Locating Workflow Context
The sys_id mentioned in the name is not useful because this was the sys_id of the wf_executing record for the Timer activity when it was the currently executing activity at the time. When the job starts, this gets deleted and replaced with a record for the new currently running activity instead.
- Use the Start timestamp of the job, which matches the End timestamp of the Timer activity in the Workflow Activity History table [wf_history].
- Filter the list on only activities that have finished and where the workflow activity is using the Timer activity definition.
- Open the link in the Context column to go to the Workflow Context that is currently being run in the Scheduler Worker thread.
Finding the long-running activity in the Workflow Context
The Workflow Context form has a related list for Workflow Executing Activities. In this example, it is an activity called Stupid Script.
- Click the Show Workflow related link to view activities highlighted in green.
- Hover over the icon next to the activity title to a popup of scripts that are part of this activity. This is how you can find your problem.
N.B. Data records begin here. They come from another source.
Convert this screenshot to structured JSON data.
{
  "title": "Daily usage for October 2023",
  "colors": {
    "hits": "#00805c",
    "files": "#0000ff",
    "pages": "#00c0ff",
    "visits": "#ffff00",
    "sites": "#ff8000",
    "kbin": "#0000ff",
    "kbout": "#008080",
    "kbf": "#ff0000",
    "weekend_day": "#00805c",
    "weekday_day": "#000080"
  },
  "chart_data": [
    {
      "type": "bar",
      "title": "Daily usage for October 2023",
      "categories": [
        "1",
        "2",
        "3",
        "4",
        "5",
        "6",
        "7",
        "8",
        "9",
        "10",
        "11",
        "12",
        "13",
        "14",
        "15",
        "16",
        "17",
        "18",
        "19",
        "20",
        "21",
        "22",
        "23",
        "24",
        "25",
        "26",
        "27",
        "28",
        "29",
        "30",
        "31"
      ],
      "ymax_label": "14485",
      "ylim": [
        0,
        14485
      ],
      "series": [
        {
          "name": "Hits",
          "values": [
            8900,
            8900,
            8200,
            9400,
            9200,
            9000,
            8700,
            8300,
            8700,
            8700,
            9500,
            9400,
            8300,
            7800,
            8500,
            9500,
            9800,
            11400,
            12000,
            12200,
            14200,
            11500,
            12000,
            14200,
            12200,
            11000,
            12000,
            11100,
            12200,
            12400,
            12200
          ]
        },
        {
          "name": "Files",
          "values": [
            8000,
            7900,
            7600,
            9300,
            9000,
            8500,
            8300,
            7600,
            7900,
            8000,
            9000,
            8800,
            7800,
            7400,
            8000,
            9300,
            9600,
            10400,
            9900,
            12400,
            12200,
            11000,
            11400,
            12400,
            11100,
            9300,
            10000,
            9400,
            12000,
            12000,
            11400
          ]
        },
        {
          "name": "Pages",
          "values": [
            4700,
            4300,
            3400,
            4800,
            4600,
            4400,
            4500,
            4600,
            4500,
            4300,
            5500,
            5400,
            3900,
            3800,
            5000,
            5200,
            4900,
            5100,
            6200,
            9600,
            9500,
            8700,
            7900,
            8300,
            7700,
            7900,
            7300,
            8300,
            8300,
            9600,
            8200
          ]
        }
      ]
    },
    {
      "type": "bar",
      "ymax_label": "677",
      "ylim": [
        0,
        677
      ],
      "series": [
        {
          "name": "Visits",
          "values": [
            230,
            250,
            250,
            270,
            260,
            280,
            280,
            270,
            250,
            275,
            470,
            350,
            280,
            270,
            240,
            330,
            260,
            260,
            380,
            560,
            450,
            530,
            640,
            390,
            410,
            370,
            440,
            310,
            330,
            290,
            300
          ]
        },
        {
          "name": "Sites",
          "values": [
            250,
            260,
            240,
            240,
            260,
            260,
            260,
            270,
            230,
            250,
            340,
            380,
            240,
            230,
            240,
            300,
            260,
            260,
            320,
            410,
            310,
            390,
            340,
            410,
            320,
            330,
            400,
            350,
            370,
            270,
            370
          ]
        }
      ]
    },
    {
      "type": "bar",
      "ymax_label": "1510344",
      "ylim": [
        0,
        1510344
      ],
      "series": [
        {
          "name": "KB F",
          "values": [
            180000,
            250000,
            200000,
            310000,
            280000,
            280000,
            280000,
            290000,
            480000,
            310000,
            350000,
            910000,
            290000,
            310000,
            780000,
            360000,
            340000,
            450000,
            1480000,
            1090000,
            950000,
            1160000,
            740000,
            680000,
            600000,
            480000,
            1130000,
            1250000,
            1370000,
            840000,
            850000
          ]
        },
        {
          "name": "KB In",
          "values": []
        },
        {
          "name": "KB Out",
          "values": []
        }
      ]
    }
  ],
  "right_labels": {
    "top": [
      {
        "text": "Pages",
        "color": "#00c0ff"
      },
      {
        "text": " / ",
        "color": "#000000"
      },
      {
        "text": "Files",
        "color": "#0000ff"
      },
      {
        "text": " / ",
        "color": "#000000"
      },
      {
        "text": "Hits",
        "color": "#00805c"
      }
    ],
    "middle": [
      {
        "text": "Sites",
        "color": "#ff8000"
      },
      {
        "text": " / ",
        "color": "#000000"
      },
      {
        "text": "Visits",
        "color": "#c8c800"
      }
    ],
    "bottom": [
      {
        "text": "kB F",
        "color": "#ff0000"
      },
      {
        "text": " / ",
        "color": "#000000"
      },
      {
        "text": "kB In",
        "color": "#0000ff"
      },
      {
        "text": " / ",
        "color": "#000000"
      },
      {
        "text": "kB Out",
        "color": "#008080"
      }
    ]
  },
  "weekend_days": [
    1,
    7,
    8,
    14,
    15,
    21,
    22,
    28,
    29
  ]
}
If the workflow context has finished, then you need to consider what records the workflow would be inserting or updating, and what code might still be running as part of that transaction. You can link to a thread dump from the stats.do page for the scheduler worker thread, that may provided clues.
How to fix long-running workflow contexts
It may be correct that your workflow is running for a long time. For example:
- Looping through a large table and making update
- Performing a complex Orchestration workflow activity
- Waiting for a response from a REST message integration
You may let these run their course. Consider a redesign of your scripts if this is regularly causing performance issues on the instance. If there is a design issue in the script, then you are going to need to re-publish the workflow after fixing it.
Other solutions include:
- It is also sometimes possible to update the scripts in activities for older unpublished workflow versions so the existing records do not run into the same problem later in their existing workflow contexts.
- If the workflow contexts needs stopping, clicking the Cancel link on the workflow context form may work in most cases.
- If the scheduler job is still running after canceling the workflow context, then the transaction needs manually killing. This can usually be done through the All Active Transactions module. The URL column shows the name of the job. Select the row, and Kill. If this method cannot kill the job, then a node restart may be required.